2. 6769 sayılı Kanun’un 6 ncı maddesi.

3. Değerlendirme
1.Bölge adliye mahkemelerinin nihai kararlarının bozulması 6100 sayılı Kanun’un 371 inci maddesinde yer alan sebeplerden birinin varlığı hâlinde mümkündür.

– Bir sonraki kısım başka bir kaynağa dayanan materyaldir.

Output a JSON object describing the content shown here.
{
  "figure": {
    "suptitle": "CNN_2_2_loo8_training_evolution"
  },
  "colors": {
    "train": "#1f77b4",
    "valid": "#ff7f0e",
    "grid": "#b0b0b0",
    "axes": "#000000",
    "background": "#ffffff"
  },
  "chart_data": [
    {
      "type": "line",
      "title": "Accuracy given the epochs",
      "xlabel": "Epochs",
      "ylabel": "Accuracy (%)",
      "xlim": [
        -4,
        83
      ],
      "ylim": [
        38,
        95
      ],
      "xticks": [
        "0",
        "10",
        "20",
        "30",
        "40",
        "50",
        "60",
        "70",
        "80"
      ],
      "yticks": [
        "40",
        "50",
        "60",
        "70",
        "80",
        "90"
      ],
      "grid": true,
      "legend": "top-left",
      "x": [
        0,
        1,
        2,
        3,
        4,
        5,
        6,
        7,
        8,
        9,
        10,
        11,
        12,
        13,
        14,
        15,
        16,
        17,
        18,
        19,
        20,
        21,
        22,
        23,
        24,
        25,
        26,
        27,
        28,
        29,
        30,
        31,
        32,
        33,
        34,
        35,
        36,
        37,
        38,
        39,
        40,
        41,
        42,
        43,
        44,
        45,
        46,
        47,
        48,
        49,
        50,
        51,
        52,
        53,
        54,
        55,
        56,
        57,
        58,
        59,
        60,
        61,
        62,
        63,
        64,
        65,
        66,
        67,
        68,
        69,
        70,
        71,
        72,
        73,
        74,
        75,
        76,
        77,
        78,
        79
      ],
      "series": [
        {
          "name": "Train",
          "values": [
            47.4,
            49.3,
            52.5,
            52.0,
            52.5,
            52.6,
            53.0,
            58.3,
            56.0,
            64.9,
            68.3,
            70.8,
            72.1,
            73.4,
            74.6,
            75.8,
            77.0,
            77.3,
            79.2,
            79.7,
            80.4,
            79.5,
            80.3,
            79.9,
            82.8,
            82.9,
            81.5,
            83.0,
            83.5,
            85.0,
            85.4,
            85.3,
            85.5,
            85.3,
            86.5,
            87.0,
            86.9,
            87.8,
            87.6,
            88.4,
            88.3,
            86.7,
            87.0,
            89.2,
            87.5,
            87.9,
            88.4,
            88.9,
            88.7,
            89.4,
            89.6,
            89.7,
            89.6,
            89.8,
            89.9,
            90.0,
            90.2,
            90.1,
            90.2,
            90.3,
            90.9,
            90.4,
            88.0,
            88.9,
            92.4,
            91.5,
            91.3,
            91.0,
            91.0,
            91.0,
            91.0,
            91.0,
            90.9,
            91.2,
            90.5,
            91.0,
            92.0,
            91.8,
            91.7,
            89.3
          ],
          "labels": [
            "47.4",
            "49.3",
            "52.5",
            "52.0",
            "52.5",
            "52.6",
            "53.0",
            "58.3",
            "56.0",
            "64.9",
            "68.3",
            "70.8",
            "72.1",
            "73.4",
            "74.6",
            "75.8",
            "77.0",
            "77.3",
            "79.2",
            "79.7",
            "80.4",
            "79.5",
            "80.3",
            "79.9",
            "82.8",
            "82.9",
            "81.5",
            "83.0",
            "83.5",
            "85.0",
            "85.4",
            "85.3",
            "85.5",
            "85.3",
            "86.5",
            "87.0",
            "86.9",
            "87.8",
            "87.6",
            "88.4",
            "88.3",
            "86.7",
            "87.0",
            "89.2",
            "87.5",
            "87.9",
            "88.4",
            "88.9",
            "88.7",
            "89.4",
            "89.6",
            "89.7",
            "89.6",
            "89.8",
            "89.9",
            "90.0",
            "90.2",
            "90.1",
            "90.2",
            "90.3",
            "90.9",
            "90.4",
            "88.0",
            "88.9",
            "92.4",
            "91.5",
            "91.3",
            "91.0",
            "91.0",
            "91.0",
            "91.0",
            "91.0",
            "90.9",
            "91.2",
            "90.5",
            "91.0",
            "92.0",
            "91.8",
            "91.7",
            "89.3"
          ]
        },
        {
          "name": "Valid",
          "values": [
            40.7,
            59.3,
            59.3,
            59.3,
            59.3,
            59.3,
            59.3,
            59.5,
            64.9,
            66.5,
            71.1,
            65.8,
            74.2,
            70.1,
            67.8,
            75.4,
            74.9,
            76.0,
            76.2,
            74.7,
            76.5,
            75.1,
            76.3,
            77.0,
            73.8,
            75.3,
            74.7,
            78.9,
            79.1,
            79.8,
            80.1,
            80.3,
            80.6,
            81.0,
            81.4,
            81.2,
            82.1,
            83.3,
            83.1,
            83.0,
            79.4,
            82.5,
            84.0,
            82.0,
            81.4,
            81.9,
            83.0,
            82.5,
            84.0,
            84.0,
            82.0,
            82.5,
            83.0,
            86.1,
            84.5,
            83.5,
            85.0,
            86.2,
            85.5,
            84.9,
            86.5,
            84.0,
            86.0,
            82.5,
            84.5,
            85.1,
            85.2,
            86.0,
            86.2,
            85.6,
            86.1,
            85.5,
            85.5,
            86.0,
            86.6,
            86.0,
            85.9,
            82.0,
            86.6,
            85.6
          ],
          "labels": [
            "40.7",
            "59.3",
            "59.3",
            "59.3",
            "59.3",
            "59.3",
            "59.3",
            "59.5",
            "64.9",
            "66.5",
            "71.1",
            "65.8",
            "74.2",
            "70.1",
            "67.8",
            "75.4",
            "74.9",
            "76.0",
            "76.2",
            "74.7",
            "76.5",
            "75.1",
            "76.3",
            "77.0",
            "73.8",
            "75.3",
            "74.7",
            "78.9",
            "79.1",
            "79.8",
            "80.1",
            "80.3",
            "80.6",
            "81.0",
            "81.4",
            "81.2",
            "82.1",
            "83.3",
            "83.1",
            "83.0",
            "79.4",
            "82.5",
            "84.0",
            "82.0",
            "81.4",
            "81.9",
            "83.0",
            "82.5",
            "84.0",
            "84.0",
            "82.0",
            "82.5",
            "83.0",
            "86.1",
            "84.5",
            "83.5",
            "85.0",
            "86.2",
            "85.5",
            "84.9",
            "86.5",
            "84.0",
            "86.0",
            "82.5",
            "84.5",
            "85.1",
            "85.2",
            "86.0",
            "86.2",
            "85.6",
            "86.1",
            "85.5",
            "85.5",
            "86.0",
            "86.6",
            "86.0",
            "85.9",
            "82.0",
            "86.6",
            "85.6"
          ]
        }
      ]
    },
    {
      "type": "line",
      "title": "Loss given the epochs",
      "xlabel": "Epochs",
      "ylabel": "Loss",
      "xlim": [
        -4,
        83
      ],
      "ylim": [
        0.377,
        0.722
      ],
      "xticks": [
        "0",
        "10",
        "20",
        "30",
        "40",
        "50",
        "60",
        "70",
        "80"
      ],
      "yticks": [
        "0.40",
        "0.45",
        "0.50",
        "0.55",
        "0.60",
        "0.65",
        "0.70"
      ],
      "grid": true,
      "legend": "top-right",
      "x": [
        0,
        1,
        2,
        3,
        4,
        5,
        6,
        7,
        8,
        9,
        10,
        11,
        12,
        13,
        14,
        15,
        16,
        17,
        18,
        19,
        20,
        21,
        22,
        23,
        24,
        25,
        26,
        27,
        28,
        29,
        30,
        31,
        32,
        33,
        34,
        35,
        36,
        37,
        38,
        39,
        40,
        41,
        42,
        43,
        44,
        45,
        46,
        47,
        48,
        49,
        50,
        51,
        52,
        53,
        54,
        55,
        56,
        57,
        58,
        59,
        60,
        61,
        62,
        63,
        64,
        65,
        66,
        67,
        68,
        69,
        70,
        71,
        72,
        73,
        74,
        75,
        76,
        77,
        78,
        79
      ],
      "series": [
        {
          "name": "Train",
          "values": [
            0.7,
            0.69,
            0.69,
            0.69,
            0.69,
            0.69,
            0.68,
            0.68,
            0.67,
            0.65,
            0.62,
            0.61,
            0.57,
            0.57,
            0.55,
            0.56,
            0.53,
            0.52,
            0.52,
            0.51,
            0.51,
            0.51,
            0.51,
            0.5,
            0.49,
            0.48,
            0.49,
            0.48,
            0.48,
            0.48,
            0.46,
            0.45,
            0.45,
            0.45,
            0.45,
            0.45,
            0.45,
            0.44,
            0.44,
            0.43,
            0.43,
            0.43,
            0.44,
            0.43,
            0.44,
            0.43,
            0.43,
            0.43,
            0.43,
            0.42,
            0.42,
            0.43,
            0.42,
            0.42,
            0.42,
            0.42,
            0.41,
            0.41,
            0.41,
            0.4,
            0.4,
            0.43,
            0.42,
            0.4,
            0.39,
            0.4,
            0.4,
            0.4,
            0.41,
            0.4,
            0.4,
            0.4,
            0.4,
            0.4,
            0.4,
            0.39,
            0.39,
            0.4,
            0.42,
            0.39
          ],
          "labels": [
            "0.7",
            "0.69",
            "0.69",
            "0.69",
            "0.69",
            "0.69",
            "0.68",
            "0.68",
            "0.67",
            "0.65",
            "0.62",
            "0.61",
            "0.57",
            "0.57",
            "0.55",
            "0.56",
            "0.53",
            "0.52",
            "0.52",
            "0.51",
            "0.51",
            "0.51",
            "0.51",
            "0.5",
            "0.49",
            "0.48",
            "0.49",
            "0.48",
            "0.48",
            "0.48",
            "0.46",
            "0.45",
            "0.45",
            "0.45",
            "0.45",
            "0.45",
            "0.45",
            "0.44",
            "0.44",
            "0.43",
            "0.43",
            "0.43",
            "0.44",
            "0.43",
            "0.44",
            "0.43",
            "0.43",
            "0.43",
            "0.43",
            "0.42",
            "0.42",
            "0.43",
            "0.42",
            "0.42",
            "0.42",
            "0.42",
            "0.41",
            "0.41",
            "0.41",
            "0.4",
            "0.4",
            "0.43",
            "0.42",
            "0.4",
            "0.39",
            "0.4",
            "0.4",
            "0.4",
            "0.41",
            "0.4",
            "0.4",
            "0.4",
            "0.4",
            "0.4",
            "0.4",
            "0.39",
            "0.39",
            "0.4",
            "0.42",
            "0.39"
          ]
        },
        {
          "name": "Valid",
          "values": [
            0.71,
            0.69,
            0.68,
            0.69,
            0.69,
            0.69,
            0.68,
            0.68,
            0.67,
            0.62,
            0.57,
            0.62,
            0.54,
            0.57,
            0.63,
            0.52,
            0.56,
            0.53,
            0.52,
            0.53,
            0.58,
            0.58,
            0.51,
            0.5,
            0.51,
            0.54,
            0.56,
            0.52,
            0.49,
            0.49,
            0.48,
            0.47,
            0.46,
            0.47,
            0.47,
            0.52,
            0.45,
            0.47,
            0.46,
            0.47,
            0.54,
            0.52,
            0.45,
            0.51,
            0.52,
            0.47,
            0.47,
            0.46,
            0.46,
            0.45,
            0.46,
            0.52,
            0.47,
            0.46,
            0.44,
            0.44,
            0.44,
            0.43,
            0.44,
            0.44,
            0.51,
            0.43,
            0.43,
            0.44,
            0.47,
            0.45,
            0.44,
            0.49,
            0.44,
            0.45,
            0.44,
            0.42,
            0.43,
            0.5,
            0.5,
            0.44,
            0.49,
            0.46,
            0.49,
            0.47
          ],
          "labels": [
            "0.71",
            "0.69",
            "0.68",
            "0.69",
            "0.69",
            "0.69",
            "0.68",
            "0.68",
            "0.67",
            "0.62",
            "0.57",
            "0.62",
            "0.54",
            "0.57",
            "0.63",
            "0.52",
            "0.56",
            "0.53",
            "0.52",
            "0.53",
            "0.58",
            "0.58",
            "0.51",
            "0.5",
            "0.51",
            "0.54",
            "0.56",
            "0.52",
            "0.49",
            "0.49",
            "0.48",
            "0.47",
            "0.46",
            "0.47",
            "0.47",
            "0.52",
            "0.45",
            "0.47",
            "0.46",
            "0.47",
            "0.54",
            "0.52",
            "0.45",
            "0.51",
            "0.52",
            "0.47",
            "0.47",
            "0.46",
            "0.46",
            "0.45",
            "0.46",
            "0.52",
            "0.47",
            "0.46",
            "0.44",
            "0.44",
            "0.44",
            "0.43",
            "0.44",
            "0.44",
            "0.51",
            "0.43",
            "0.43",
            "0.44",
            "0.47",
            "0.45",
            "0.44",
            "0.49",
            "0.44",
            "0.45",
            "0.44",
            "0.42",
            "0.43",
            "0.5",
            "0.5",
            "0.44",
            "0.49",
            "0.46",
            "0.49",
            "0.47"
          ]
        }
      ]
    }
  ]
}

2.Temyizen incelenen karar, tarafların karşılıklı iddia ve savunmalarına, dayandıkları belgelere, uyuşmazlığa uygulanması gereken hukuk kuralları ile hukuki ilişkinin nitelendirilmesine, dava şartlarına, yargılama ve ispat kuralları ile kararda belirtilen gerekçelere göre usul ve yasaya uygun olup davacı vekilince temyiz dilekçesinde ileri sürülen nedenler kararın bozulmasını gerektirecek nitelikte görülmemiştir.

VI. KARAR
Açıklanan sebeplerle;
Temyiz olunan Bölge Adliye Mahkemesi kararının 6100 sayılı Kanun’un 370 inci maddesinin birinci fıkrası uyarınca ONANMASINA,

Aşağıda yazılı temyiz giderinin temyiz edene yükletilmesine,

Dosyanın İlk Derece Mahkemesine, kararın bir örneğinin Bölge Adliye Mahkemesine gönderilmesine,

13.09.2023 tarihinde oy birliğiyle karar verildi.